Я должен описать ее, потому что не было и не будет в мире женщины красивей, и, согласитесь, несправедливо было бы унести с собою это описание.
В тот раз она была темноволоса.
Конечно, никакая стрижка или прическа не могла бы стать подходящей для первой — и последней тоже — любви, поэтому волосы ее просто лежали по плечам, не слишком длинные, но и не короткие, едва заметно вьющиеся, скорее даже просто растрепанные, и когда она склонилась надо мной, в свете высоко висящей лампы пряди сверкнули красноватым, а их распущенные концы засветились даже темно-оранжевым, и все это вместе напомнило мне старые, вытертые шубы «под котик», которые во времена моего детства были у многих окружавших меня женщин, а потом из этих шуб выкраивались воротнички, но даже и наименее вытертые куски, которые для этого использовались, отсвечивали сквозь лаково-черное красноватым.
Вероятно, она мыла голову хной для укрепления волос.
Из-под очень темных и очень густых, — кажется, такие прежде называли соболиными, — бровей смотрели на меня большие, чуть-чуть косо прорезанные глаза, светло-коричневые, с почти невидимыми зрачками, очень ярко блестящие, и цвет их, темно-золотой, в то время я бы затруднился описать более точно, чтобы можно было представить этот блеск, и сияние, и игру, но теперь, тридцать с лишним лет спустя, жизнь помогает описателям, и я просто скажу: глаза женщины были цвета «коричневый металлик».

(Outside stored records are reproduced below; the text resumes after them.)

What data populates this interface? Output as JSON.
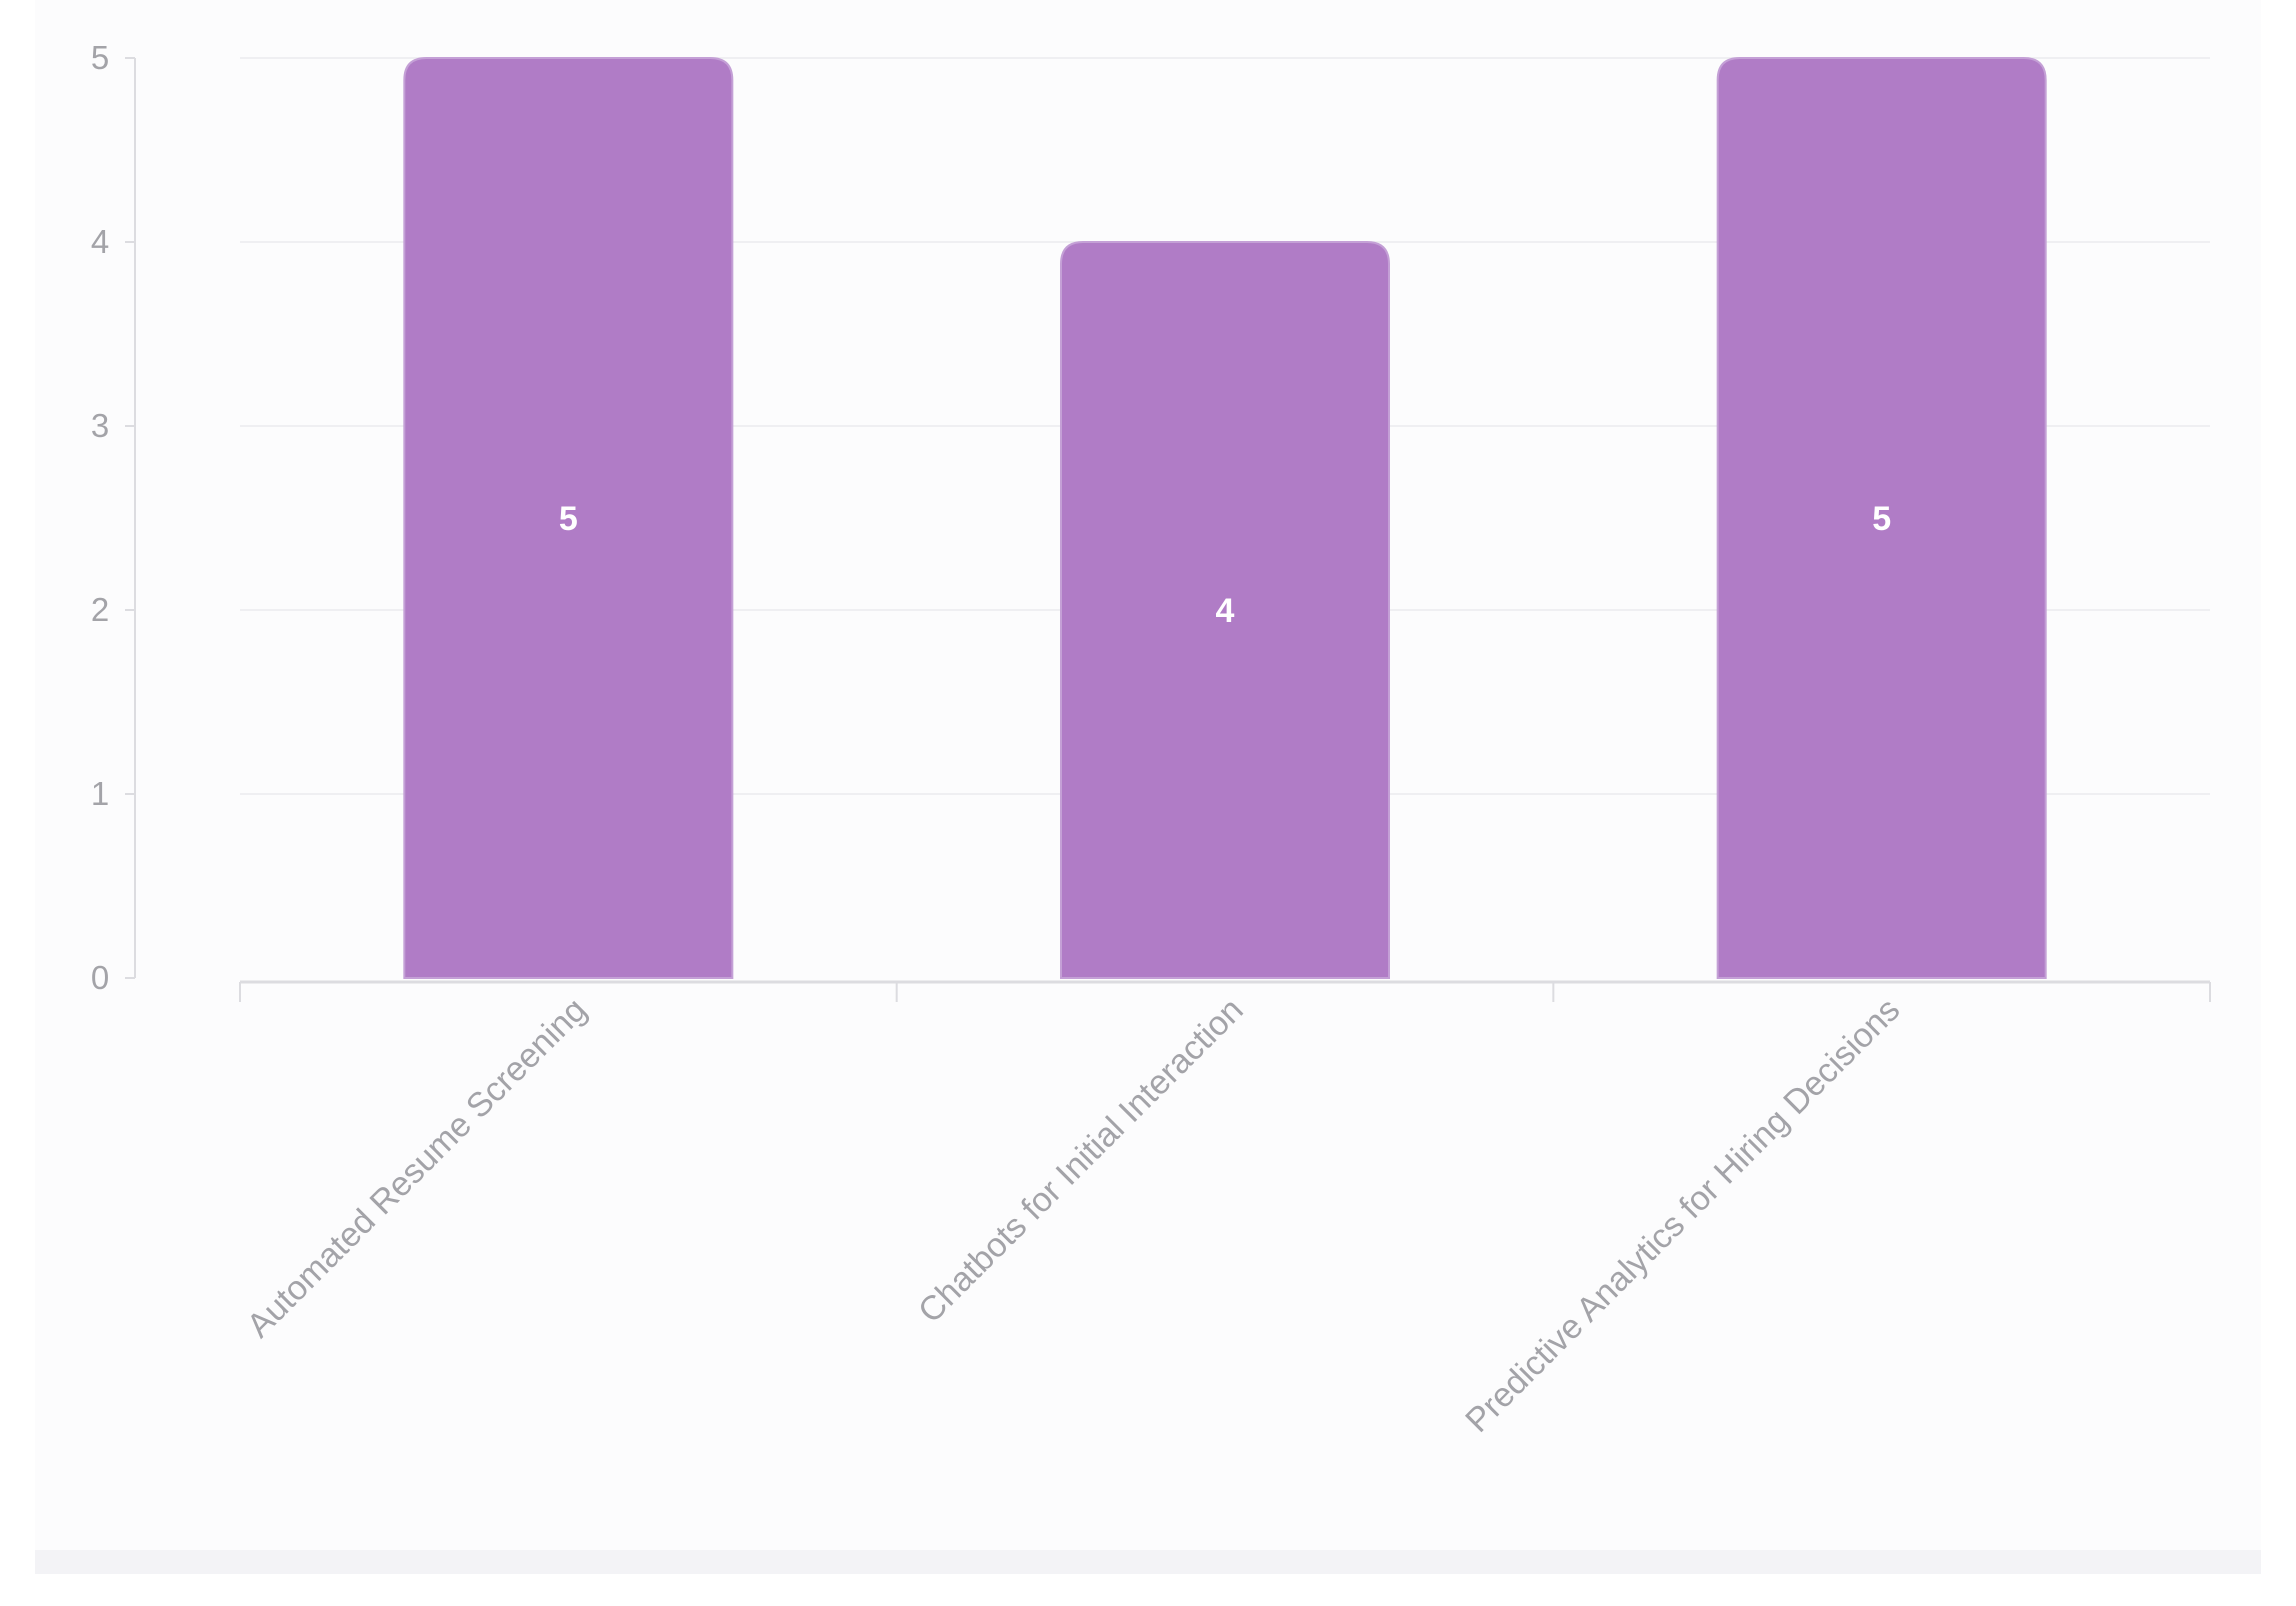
{
  "chart_data": {
    "type": "bar",
    "categories": [
      "Automated Resume Screening",
      "Chatbots for Initial Interaction",
      "Predictive Analytics for Hiring Decisions"
    ],
    "values": [
      5,
      4,
      5
    ],
    "title": "",
    "xlabel": "",
    "ylabel": "",
    "ylim": [
      0,
      5
    ],
    "yticks": [
      0,
      1,
      2,
      3,
      4,
      5
    ],
    "grid": true,
    "legend": "none",
    "data_labels": true,
    "colors": {
      "bar": "#b07cc6",
      "bar_edge": "#c4a0d6",
      "grid": "#efeff2",
      "axis": "#dcdce0",
      "tick_text": "#a3a3a8",
      "value_text": "#ffffff",
      "panel_bg": "#fcfcfd"
    }
  }
}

Тонкий и ровный ее нос, может, чуть длинноватый, на самом кончике был как бы усечен, и получилась едва заметная площадочка, ежиный пятачок. Именно эта, пожалуй, единственная как бы некрасота в ее лице сразу притянула мой взгляд, и я уж не мог его отвести, и сейчас, когда вспоминаю это лицо, чтобы и вы могли представить себе прекраснейшую в мире, я вижу смешной пятачок, и, конечно, слезы мешают мне разглядеть остальное, и я вынужден прерваться и выпить какой-нибудь дряни, к примеру, болгарского бренди, дешевейшего «Slantschew brjag», чтобы успокоиться.
Рот ее я описать не могу, скажу только, что губы были абсолютно правильной формы, и нижняя, более полная, изгибом и розовым перламутровым блеском напоминала чуть вывернутый наружу край большой морской раковины.
Тонкая шея, тонкие, даже слишком, запястья и очень маленькие ладони, тонкие щиколотки и несколько по-детски расширяющиеся к пальцам ступни — и при этом очень полные плечи и руки до локтя, мощные бедра, талия, которую, казалось, можно обхватить кольцом пальцев — и тяжелый круп, именно круп, поскольку во всей ее фигуре, в тонкокостности, сочетающейся с большими округлостями, было очень много от лошади, из тех тонконогих и сильно прогнутых под седлом лошадей, которые скачут или стоят, слегка приподняв переднюю ногу, на старых изображениях.